Andropause: Incidence and Pathogenesis

Abstract
One hundred forty-five male volunteers, 60 to 91 years old, without any hepatic, renal, or metabolic pathology, and not under any steroid therapy for at least 1 year were studied. Plasma luteinizing hormone (LH), Follicle Stimulating hormone (FSH), Testosterone (T), 17-β Estradiol (E2), Androstenedione (A), Maximal increase (MI) of LH and FSH after luteinizing hormone releasing hormone (LHRH) (50-γ iv), and pulsations (P) of LH and FSH over a 3 hr period were measured by radioimmunoassay (RIA). The patients were divided in four groups according to LH and T levels.

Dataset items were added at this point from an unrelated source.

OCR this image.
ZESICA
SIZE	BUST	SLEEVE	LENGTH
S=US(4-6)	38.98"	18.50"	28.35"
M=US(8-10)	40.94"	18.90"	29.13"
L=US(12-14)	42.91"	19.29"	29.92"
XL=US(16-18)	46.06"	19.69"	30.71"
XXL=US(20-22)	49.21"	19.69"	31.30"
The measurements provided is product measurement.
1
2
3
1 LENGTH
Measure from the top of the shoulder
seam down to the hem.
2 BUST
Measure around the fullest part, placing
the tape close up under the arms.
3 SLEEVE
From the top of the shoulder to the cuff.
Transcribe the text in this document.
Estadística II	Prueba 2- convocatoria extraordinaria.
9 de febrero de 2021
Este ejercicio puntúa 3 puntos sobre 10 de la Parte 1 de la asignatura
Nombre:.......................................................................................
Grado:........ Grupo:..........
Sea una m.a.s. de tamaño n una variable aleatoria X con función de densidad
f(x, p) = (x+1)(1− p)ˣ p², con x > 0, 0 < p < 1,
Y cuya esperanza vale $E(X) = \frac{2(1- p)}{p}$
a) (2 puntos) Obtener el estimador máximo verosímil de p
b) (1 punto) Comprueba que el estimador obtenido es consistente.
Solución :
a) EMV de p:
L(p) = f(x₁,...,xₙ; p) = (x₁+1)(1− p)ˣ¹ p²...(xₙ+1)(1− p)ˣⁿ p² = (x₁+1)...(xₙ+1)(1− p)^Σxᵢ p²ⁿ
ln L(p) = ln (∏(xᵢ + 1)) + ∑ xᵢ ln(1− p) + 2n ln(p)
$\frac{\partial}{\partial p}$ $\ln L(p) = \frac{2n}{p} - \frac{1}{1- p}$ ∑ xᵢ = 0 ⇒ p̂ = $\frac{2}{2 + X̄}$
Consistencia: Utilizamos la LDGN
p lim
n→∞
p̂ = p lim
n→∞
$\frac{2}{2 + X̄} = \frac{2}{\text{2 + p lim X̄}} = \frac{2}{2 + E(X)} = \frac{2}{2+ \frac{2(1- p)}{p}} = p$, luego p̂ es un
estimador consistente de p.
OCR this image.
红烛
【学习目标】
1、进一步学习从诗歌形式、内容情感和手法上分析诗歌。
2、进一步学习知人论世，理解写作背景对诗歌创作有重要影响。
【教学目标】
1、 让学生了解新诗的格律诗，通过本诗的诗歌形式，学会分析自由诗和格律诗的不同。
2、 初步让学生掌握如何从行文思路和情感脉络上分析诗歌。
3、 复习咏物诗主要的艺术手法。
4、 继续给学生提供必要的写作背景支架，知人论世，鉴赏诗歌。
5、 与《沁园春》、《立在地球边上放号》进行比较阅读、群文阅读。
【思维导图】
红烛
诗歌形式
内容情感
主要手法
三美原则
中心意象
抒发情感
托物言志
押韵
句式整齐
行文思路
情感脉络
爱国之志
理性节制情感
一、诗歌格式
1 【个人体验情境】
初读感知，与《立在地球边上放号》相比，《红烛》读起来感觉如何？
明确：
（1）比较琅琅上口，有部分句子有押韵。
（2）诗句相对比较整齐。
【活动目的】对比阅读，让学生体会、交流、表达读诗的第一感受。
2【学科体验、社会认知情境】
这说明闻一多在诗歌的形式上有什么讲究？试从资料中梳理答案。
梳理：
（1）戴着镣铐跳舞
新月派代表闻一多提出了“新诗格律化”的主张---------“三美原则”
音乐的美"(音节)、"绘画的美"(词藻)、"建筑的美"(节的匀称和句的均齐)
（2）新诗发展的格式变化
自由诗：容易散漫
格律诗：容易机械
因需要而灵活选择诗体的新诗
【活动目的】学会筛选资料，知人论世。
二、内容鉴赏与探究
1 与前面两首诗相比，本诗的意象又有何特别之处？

Group I: (46% of our subjects) showed no signs of hypogonadism with normal LH, T, E2, A, MI of LH and FSH, and normal P-LH, P-FSH. Group II: (15%) with high LH but normal T, showed high FSH, MI-LH, MI-FSH, P-LH, and P-FSH, but normal A and E2, Group III: (22%) with classical signs of hypergonadotropic hypogonadism (high LH and low T) showed high FSH, MI-LH, MI-FSH, and P-FSH, normal P-LH and E2, but low A. Group IV: (16.5%) with signs of hypogonadotropic hypogonadism (low LH and low T) had also low MI-LH, MI-FSH and A, but normal FSH, P-LH, P-FSH, and E2. Contrarily to menopause in women, andropause is not an obligatory event in men, and when it does occur, its pathogenesis and hormonal aspects are very variable.